EL MERCADER DE TRANQUILIDAD

En la plaza central de aquella diminuta aldea se había instalado una pequeña feria ambulante. Diversas y habituales atracciones: las casetas de tiro, la pesca de patos de goma, el tren de la bruja, la casa del terror, la maza o el “punching ball” se mezclaban con los puestos de comida. Habitantes de los alrededores acudían una vez al año y se paseaban por las calles, que por una semana dejaban de ser calles solitarias y se llenaban de gritos, empujones, algunas discusiones, carreras, carcajadas, abrazos y besos entre rincones.

Un hombre sombrío, vestido con un largo abrigo gris y un sombrero bien calado que, junto al cuello subido de su jersey, le tapaba completamente el rostro, llegó con una mesa y silla plegables, las abrió y las colocó junto al puesto de algodón dulce. Se sentó en la silla, con la mesa ante él, y de uno de los bolsillos de su abrigo sacó un cartel metálico en el que se leía: “VENDO TRANQUILIDAD” y debajo, escrito con un rotulador: “HOY 2 HORAS GRATUITAS DE PRUEBA”.

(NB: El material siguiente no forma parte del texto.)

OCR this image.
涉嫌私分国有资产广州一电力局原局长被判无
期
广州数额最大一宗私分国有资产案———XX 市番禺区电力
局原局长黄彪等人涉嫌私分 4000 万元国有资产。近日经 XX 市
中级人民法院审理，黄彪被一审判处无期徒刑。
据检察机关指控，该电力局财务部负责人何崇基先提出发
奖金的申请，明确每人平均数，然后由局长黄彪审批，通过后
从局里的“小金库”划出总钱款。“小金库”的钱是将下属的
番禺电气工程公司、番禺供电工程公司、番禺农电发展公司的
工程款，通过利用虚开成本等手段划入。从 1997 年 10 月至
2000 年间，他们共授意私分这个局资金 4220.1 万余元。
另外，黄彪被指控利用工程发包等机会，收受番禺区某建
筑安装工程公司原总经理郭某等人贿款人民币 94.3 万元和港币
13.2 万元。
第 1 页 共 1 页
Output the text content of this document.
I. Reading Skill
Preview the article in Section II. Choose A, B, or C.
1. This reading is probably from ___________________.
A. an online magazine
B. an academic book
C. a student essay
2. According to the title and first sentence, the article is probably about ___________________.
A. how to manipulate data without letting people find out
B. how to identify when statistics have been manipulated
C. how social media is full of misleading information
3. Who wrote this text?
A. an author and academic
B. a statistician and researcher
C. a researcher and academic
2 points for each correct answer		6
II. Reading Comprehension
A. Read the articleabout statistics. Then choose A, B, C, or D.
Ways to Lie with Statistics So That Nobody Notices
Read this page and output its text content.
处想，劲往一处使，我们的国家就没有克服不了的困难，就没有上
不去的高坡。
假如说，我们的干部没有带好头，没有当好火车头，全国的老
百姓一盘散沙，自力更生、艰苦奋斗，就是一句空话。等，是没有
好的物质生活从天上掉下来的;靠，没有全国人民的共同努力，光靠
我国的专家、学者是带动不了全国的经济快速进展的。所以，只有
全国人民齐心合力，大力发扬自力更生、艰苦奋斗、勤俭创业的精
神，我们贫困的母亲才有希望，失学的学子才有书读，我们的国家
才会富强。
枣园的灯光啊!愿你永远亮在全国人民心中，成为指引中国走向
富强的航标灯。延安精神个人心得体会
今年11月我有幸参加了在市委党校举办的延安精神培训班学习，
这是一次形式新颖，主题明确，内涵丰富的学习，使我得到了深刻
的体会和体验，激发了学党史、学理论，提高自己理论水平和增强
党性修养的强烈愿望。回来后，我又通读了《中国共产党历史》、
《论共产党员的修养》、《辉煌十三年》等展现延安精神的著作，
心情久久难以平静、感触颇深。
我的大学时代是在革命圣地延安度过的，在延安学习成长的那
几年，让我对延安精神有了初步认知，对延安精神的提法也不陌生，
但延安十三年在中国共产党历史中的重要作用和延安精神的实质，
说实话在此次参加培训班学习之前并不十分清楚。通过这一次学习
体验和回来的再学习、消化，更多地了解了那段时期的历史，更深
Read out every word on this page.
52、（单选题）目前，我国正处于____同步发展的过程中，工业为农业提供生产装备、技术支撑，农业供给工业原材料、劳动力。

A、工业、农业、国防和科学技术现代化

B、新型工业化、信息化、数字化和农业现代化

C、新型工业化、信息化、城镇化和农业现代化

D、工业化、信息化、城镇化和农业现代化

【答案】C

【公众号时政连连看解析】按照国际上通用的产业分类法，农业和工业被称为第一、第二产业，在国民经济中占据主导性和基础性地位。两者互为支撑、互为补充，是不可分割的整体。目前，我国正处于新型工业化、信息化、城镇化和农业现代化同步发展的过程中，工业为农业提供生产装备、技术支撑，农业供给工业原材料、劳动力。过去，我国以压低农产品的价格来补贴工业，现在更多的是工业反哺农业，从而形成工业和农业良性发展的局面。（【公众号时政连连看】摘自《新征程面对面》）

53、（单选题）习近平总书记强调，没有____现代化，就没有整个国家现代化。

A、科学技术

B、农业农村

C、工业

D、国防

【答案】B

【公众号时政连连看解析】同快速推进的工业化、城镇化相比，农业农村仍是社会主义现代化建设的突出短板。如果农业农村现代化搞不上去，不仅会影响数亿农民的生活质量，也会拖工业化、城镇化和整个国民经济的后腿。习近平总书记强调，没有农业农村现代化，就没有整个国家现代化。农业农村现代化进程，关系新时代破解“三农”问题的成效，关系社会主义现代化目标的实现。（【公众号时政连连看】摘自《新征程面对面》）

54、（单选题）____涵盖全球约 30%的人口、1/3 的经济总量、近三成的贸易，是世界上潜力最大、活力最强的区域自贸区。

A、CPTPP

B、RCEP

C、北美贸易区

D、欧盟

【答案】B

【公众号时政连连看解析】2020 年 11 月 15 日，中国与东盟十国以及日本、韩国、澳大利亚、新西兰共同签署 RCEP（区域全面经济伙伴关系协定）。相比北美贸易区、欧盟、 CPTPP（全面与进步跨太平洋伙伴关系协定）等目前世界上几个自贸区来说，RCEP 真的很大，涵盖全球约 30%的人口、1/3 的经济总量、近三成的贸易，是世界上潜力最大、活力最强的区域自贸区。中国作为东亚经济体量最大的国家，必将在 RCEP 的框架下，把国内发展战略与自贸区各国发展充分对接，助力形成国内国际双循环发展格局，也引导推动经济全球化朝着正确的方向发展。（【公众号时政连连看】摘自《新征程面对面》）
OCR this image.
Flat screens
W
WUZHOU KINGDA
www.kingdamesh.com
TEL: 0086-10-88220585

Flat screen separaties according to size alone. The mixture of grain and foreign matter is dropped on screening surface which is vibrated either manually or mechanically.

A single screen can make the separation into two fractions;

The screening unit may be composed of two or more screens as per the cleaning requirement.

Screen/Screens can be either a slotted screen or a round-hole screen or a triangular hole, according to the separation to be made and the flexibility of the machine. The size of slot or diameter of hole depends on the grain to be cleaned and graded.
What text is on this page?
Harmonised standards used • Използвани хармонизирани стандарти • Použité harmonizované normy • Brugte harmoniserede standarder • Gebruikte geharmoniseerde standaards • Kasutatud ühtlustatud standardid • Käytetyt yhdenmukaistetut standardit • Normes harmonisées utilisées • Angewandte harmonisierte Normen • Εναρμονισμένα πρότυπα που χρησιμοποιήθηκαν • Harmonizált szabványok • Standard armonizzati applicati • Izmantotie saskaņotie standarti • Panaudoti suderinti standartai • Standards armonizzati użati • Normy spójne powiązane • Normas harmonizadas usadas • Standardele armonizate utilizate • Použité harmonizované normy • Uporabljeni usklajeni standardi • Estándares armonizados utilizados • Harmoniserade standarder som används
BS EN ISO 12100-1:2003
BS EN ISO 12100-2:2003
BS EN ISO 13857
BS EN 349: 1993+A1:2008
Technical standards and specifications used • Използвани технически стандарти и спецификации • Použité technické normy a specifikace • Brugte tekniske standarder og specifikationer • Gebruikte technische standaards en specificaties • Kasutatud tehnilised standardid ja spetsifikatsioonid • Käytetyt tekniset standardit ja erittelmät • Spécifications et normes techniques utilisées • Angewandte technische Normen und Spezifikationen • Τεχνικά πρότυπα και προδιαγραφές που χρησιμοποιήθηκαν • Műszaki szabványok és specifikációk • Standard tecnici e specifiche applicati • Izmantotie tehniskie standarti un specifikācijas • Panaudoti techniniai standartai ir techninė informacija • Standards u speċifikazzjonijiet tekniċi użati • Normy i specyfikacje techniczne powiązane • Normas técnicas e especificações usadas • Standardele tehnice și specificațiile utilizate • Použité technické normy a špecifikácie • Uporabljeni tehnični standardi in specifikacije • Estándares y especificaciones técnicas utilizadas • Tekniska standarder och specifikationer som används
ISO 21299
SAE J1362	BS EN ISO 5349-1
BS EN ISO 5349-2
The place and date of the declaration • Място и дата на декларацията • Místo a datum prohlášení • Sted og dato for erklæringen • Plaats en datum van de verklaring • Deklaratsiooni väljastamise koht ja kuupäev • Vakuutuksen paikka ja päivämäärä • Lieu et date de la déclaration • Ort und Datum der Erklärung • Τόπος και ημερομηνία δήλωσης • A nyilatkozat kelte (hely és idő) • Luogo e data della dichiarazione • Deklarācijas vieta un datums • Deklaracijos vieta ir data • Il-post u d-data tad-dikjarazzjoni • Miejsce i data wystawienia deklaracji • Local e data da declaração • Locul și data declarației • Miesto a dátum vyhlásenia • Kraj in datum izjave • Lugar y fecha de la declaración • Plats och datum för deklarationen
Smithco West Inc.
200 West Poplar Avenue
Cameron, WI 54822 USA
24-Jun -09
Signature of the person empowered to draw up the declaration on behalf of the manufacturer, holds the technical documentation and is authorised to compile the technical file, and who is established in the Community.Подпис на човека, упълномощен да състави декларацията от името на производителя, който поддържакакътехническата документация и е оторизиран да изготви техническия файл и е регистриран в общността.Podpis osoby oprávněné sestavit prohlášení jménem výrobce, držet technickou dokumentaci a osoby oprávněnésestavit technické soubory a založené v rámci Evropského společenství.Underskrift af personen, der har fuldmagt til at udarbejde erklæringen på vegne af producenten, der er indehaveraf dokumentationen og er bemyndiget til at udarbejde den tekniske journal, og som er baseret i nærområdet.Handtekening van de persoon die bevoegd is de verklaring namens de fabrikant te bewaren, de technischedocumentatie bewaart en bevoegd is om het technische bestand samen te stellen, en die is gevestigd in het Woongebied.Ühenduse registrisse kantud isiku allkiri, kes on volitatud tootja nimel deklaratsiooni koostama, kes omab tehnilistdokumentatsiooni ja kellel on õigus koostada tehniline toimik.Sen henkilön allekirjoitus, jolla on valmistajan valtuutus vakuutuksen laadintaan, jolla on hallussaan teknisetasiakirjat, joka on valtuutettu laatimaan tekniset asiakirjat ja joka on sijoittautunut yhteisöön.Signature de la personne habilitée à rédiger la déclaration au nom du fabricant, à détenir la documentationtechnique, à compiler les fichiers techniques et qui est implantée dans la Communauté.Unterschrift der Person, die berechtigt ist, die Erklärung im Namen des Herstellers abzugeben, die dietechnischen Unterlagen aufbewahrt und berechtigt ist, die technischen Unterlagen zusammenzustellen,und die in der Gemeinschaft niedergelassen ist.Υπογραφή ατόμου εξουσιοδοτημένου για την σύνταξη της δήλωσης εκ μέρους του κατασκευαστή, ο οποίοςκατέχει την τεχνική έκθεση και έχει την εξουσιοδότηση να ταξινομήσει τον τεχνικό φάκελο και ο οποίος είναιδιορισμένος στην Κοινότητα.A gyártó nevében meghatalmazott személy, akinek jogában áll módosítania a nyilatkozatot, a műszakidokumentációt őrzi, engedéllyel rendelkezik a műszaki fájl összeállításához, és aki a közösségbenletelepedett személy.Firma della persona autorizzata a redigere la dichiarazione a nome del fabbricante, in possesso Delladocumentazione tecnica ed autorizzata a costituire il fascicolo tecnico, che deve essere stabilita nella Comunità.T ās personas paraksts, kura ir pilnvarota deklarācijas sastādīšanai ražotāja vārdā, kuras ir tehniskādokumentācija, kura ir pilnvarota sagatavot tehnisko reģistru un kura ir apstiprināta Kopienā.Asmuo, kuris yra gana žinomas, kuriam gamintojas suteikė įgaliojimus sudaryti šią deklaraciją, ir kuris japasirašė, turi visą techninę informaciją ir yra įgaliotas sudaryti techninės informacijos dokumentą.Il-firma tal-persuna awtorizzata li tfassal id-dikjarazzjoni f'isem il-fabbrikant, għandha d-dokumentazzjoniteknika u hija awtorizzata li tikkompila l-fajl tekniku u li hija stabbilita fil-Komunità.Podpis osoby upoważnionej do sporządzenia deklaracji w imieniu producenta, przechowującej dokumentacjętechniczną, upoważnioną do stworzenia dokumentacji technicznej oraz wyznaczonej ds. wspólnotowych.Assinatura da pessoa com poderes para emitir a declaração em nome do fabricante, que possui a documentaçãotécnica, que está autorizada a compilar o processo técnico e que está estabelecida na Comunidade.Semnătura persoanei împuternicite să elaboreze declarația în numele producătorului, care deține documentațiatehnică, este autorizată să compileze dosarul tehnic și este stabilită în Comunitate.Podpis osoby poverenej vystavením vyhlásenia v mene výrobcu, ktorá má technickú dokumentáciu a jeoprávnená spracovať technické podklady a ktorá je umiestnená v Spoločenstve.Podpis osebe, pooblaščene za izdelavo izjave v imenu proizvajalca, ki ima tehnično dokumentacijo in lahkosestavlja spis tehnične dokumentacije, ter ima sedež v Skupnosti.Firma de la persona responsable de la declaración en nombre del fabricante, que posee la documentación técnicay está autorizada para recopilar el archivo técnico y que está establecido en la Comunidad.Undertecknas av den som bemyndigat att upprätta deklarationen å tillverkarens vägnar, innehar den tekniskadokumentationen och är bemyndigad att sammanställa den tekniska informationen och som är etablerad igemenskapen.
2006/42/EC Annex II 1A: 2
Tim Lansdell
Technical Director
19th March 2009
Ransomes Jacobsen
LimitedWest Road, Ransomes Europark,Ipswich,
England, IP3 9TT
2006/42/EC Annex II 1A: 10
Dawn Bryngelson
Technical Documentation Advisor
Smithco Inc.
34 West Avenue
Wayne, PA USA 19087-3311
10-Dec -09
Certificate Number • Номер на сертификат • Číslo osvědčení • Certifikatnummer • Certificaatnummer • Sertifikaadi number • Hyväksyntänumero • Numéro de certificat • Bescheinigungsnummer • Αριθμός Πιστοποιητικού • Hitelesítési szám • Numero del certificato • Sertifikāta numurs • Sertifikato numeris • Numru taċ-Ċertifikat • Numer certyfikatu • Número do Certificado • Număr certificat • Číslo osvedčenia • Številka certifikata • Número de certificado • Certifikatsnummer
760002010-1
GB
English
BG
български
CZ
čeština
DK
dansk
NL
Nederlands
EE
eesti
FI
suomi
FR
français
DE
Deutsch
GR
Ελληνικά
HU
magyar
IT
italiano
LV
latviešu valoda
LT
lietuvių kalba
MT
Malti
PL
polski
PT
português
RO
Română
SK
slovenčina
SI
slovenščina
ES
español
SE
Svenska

–Qué absurdo proceder –le dijo de pronto un anciano que, frente a él, apoyado en una de las máquinas del gancho, lo observaba–. Aquí nadie necesita tranquilidad, está usted en el sitio equivocado. ¿No ve que la gente ni siquiera se para a leer su letrero? Y los únicos que lo leemos somos los que ya estamos tranquilos –sentenció.

–Tiene usted razón –respondió el mercader, permaneciendo sentado en la mesa como si lo que acababa de oír no le afectara en lo más mínimo.

El anciano continuó apoyado en la máquina contemplando como la gente pasaba de largo ante el mercader. Pasaron unas dos horas. Absorto, el anciano no se había dado cuenta de que en la feria, a pesar de que continuaba estando llena de gente, reinaba un hermoso silencio en el que se escuchaban apenas suaves conversaciones, casi como un arrullo. Las bocinas de los coches de choque habían dejado de sonar. Los micrófonos de las tómbolas yacían abandonados sobre los mostradores. Las personas sonreían y paseaban en actitud serena y en el aire se respiraba una sorprendente quietud. El anciano se incorporó y se acercó hasta el mercader.

–¿Ha sido usted? –le preguntó.
–¿He sido yo qué? –respondió, falsamente extrañado, el mercader.
–Esta tranquilidad –continuó el anciano–. Usted la ha traído aquí.

Tal y como lo acababa de pronunciar sonaba como una acusación. Entonces el mercader se levantó de la silla, la plegó, después hizo lo propio con la mesa, se colocó ambos aparejos bajo un brazo y echó a andar. El anciano contemplaba la escena sin hablar; no tenía nada que decir, se sentía tranquilo y no necesitaba hablar más. El mercader se fue alejando lentamente. Cuando ya solo quedaba de él un punto negro a lo lejos, sonó la bocina de un claxon y el bullicio volvió a hervir de nuevo.